In table II we provide the harmonic decomposition of the signals that are calculated when the machine is at stationary operation.

It is clear that the harmonic contents of the signals extracted from the straight slot model are richer than those of the skewed slots model.

For the first model the maximum amplitude is reached at the 13^{th} order of the stator frequency. The amplitudes at the 15th, 23^{rd} and 25th harmonic orders are significant as well. The amplitudes for the skewed slots model are notably lower: for example, the amplitude of the 13^{th} harmonic order changes from 1.04% of the fundamental amplitude for the straight slots case to .21% for the skewed slots model.

**Conclusion**

In this paper, we have presented two methods, a 2D n-slice model and a t-t0-Ï† 3D skewed model. They take into account the coupling with the electric circuit, the nonlinear B(H) properties, the rotating motion and the inertia momentum conservation law.

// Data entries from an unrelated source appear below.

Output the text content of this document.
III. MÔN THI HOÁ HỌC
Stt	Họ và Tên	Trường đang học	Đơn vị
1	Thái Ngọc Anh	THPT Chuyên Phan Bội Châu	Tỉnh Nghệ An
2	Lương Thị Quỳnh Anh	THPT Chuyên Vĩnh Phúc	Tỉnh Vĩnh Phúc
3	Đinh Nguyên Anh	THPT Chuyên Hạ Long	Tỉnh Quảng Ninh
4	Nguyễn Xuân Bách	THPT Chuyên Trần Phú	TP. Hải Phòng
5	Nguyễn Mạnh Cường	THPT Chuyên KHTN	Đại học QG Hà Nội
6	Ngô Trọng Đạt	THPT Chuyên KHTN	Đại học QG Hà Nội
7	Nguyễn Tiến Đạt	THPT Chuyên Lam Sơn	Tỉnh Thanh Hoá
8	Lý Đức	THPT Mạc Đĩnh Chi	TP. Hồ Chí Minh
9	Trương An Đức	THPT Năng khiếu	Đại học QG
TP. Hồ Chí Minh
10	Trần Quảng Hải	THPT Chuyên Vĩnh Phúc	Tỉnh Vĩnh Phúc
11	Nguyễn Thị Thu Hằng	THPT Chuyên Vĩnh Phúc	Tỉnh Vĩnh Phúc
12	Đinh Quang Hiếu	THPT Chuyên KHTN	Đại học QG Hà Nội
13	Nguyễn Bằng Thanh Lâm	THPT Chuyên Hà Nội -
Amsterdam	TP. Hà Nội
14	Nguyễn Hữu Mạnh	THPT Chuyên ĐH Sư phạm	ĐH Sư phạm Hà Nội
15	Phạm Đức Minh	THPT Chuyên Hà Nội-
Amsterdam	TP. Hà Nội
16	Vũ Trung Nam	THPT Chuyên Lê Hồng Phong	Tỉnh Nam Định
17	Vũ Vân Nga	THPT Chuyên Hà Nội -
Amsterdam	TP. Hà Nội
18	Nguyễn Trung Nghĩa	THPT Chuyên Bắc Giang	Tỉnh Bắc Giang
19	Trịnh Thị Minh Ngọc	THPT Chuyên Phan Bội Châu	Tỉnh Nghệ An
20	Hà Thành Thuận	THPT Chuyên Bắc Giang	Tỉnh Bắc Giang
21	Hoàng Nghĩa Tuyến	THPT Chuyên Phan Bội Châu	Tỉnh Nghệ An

An induction motor has been simulated with these models. Two different cases have been analyzed: rated load and start-up. The current and torque of the rated load case with the N-slice model are in good agreement with measurements (less than 5% of differences). In the start-up case, the decreasing of the torque ripple and harmonic in the current has been observed between a straight model and a skewed model. With the N-slice model the results are closer to measurement, validating the implementation of this new model in FLUX software.

The next step will be the modeling of motors with complete 3D models, i.e. with end regions described by finite element regions.

**Acknowledgement**

The authors acknowledge Ludovic DOFFE of the LMBE laboratory of Amiens (France) for providing data and measurements.